Việt Nam's economy set for a comeback: IMF
Việt Nam's real GDP is expected to grow at 4.7 per cent this year, according to the October 2023 report by the International Monetary Fund (IMF) on Asia and the Pacific region. IMF's projection for Việt Nam's real GDP growth for 2024 and 2025 were 5.8 per cent and 6.9 per cent, respectively.
Việt Nam's real GDP is expected to grow at 4.7 per cent this year, according to the October 2023 report by the International Monetary Fund (IMF) on the Asia-Pacific region. IMF's projection for Việt Nam's real GDP growth for 2024 and 2025 were 5.8 per cent and 6.9 per cent, respectively.
The Southeast Asian economy's economic performance this year has put it in a middle-of-the-pack position, behind major economies such as China (5 per cent), and India (6.3 per cent) but ahead of peer economies such as Malaysia (4.0 per cent) and Thailand (2.7 per cent).
According to the IMF, Việt Nam's effort to put inflation under control has been a success as the country's headline inflation has been only slightly higher than before the pandemic period, without clear troughs or peaks, especially in comparison to rising inflation in more advanced economies in the region such as Australia, Japan, South Korea, New Zealand, and Singapore.
Overall, inflation outcomes have been on average lower than in other regions thanks to the region's central banks' easing and then tightening of monetary policies. Inflation has also been higher in most of the region’s advanced economies than in emerging markets.
The report stated economic activity in the Asia-Pacific region remains on track to contribute around two-thirds of global growth in 2023, despite a challenging environment shaped by a global demand rotation from goods to services and synchronised monetary tightening. Upside growth surprises in the first half of 2023 have been driven by robust domestic demand, reflecting in part a draw-down in excess savings, and by China’s reopening after the pandemic.
"However, growth momentum is slowing, with China’s reopening losing steam and lacklustre investment, partly responding to weaker external demand. Headline inflation has declined from post-pandemic peaks as global commodity prices have receded," said the report.
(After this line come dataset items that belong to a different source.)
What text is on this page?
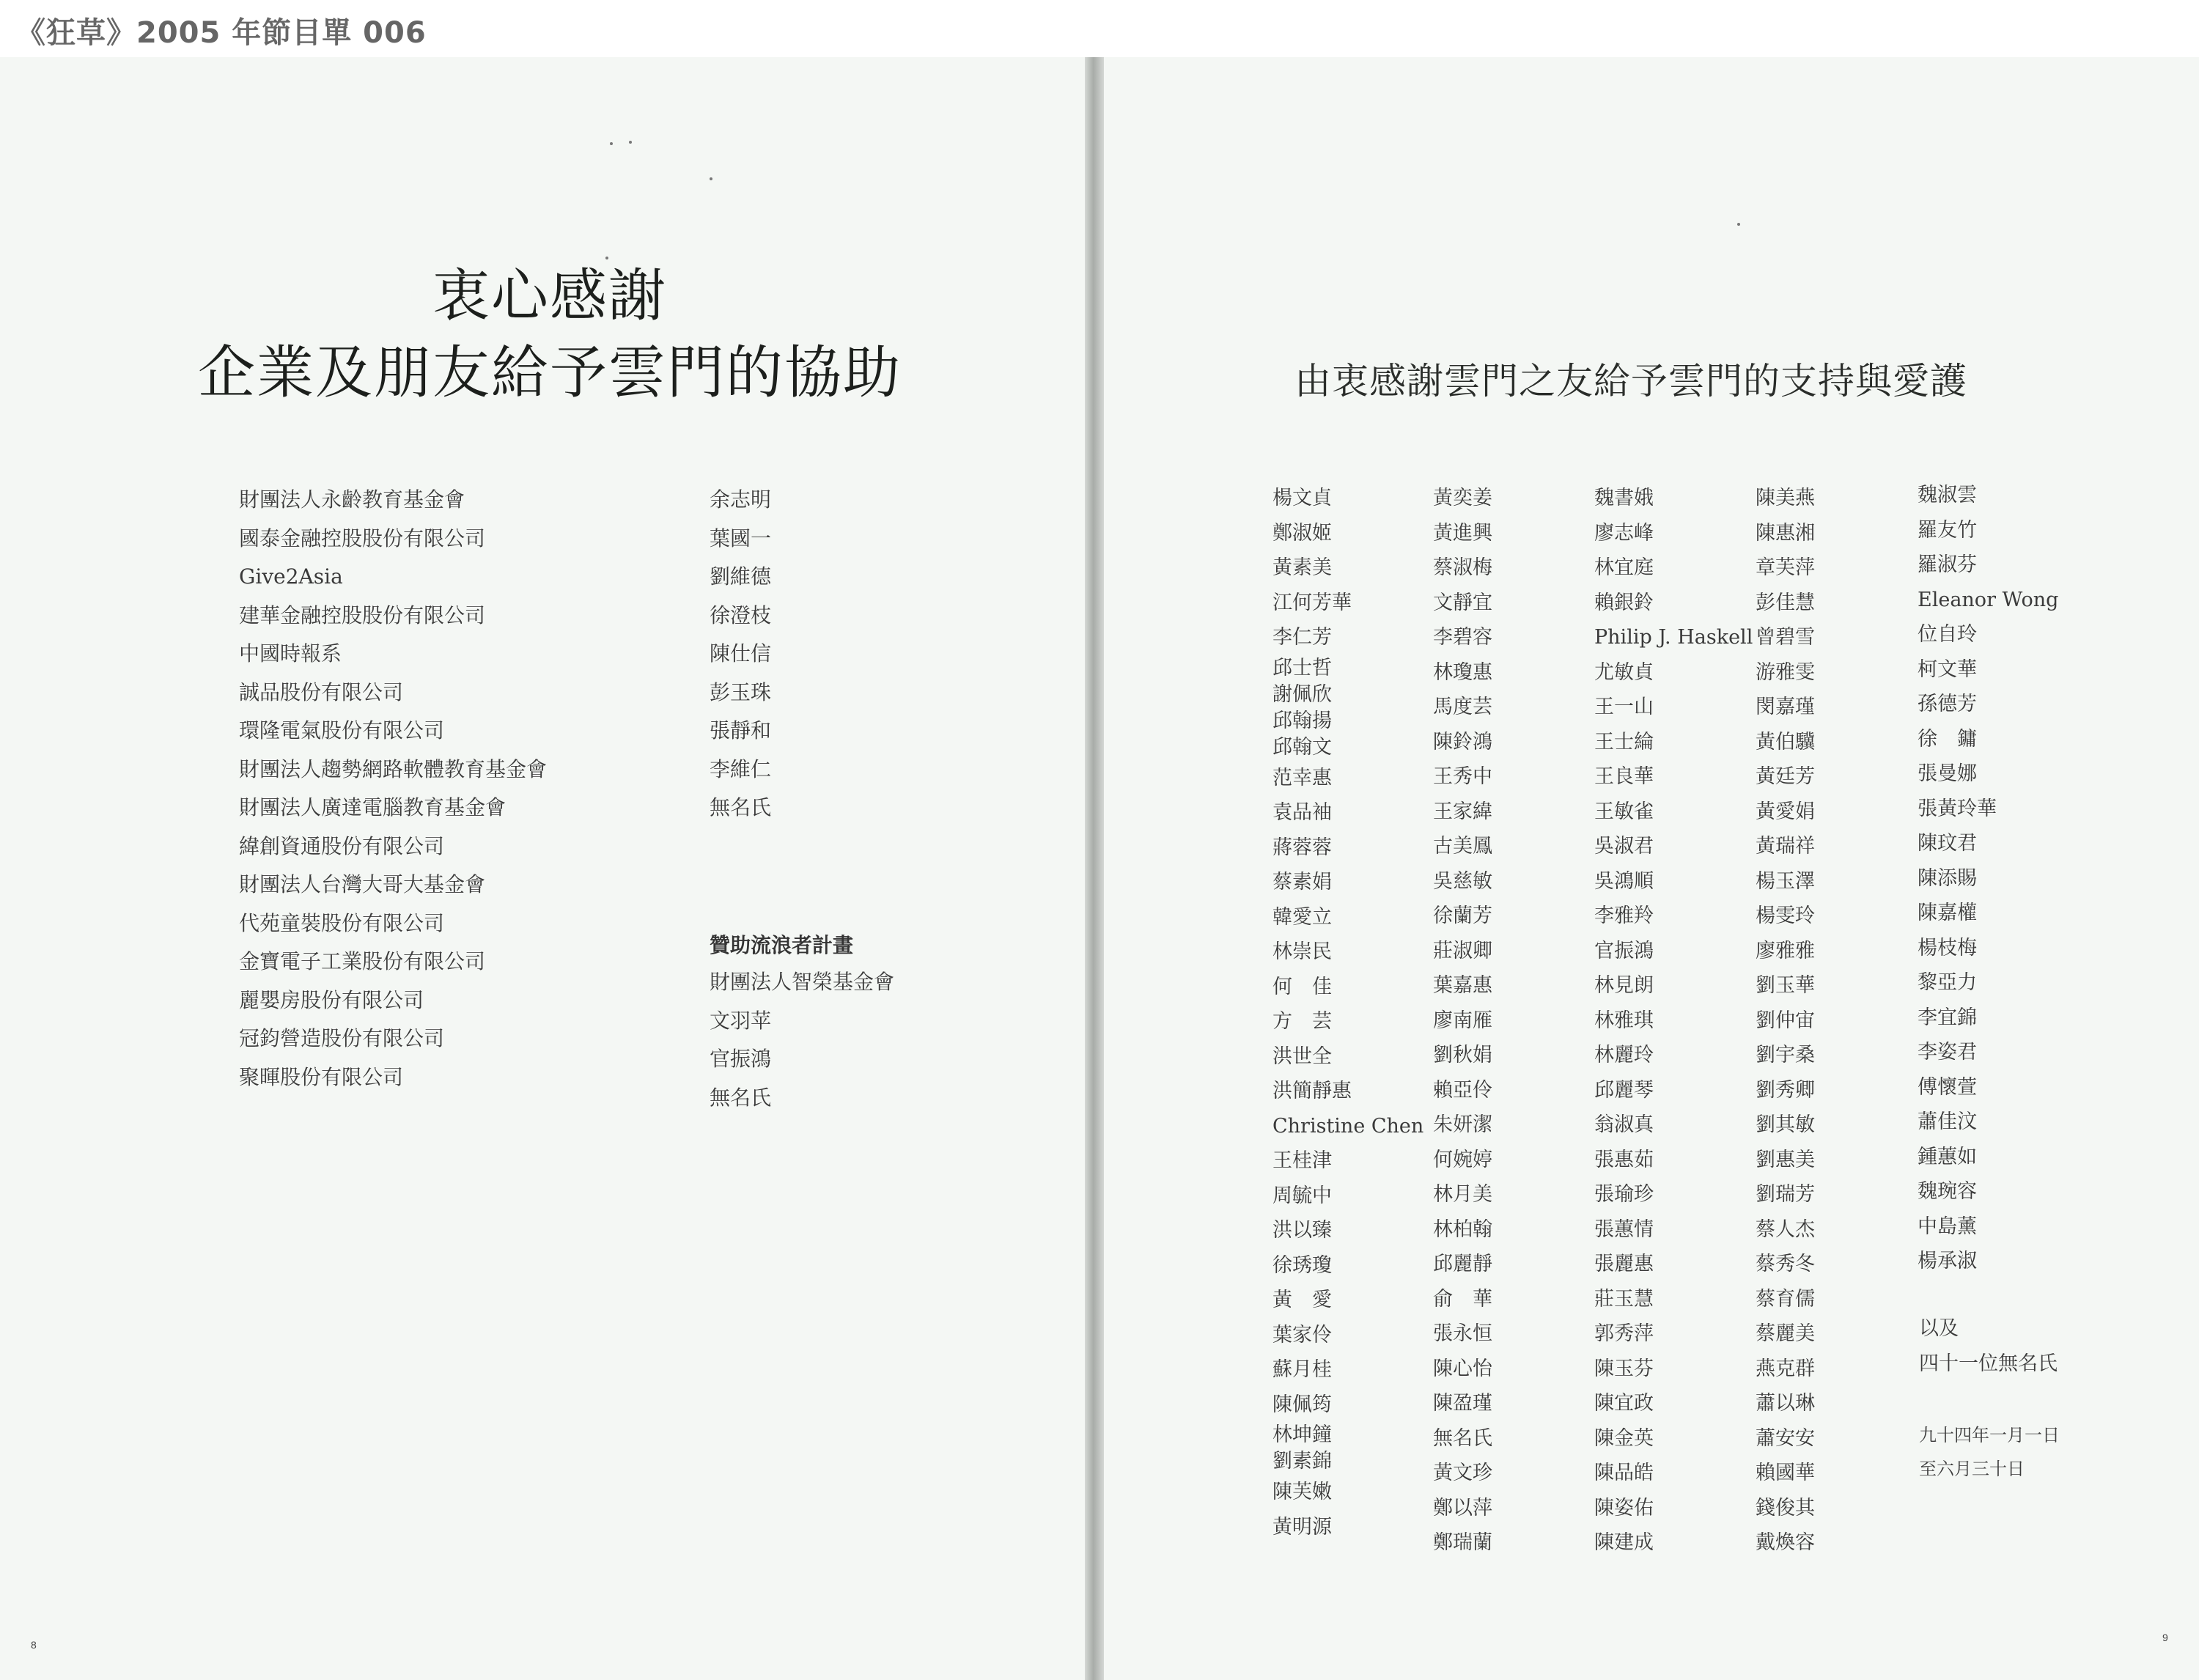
《狂草》2005 年節目單 006
衷心感謝
企業及朋友給予雲門的協助
財團法人永齡教育基金會
國泰金融控股股份有限公司
Give2Asia
建華金融控股股份有限公司
中國時報系
誠品股份有限公司
環隆電氣股份有限公司
財團法人趨勢網路軟體教育基金會
財團法人廣達電腦教育基金會
緯創資通股份有限公司
財團法人台灣大哥大基金會
代苑童裝股份有限公司
金寶電子工業股份有限公司
麗嬰房股份有限公司
冠鈞營造股份有限公司
聚暉股份有限公司
余志明
葉國一
劉維德
徐澄枝
陳仕信
彭玉珠
張靜和
李維仁
無名氏
贊助流浪者計畫
財團法人智榮基金會
文羽苹
官振鴻
無名氏
8
由衷感謝雲門之友給予雲門的支持與愛護
楊文貞
鄭淑姬
黃素美
江何芳華
李仁芳
邱士哲
謝佩欣
邱翰揚
邱翰文
范幸惠
袁品袖
蔣蓉蓉
蔡素娟
韓愛立
林崇民
何　佳
方　芸
洪世全
洪簡靜惠
Christine Chen
王桂津
周毓中
洪以臻
徐琇瓊
黃　愛
葉家伶
蘇月桂
陳佩筠
林坤鐘
劉素錦
陳芙嫩
黃明源
黃奕姜
黃進興
蔡淑梅
文靜宜
李碧容
林瓊惠
馬度芸
陳鈴鴻
王秀中
王家緯
古美鳳
吳慈敏
徐蘭芳
莊淑卿
葉嘉惠
廖南雁
劉秋娟
賴亞伶
朱妍潔
何婉婷
林月美
林柏翰
邱麗靜
俞　華
張永恒
陳心怡
陳盈瑾
無名氏
黃文珍
鄭以萍
鄭瑞蘭
魏書娥
廖志峰
林宜庭
賴銀鈴
Philip J. Haskell
尤敏貞
王一山
王士綸
王良華
王敏雀
吳淑君
吳鴻順
李雅羚
官振鴻
林見朗
林雅琪
林麗玲
邱麗琴
翁淑真
張惠茹
張瑜珍
張蕙情
張麗惠
莊玉慧
郭秀萍
陳玉芬
陳宜政
陳金英
陳品皓
陳姿佑
陳建成
陳美燕
陳惠湘
章芙萍
彭佳慧
曾碧雪
游雅雯
閔嘉瑾
黃伯驥
黃廷芳
黃愛娟
黃瑞祥
楊玉澤
楊雯玲
廖雅雅
劉玉華
劉仲宙
劉宇桑
劉秀卿
劉其敏
劉惠美
劉瑞芳
蔡人杰
蔡秀冬
蔡育儒
蔡麗美
燕克群
蕭以琳
蕭安安
賴國華
錢俊其
戴煥容
魏淑雲
羅友竹
羅淑芬
Eleanor Wong
位自玲
柯文華
孫德芳
徐　鏞
張曼娜
張黃玲華
陳玟君
陳添賜
陳嘉權
楊枝梅
黎亞力
李宜錦
李姿君
傅懷萱
蕭佳汶
鍾蕙如
魏琬容
中島薰
楊承淑
以及
四十一位無名氏
九十四年一月一日
至六月三十日
9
Meanwhile, a weaker-than-expected recovery in China could trigger negative spillovers to its trading partners. Abrupt financial tightening in the United States or within the region would inhibit growth, especially in highly leveraged economies and sectors. The recent slowdown in China’s property sector will weigh on demand throughout the region with medium-term growth being projected to be moderate.
On the upside, a soft landing — with a better outlook for manufacturing and capital expenditures, an earlier turning point of the technology cycle, and accelerated disinflation in Asia — is becoming more plausible and would provide scope for easing monetary policy in 2024, according to the report.
The IMF advised central banks to carry through with policies to ensure that inflation is durably at appropriate targets.
"As tight monetary conditions can place strains on financial stability, strengthening financial supervision, vigilant monitoring of systemic risks, and modernising resolution frameworks are critical. Credible medium-term fiscal frameworks and consolidation could safeguard budgetary room for manoeuvre and debt sustainability," said the report.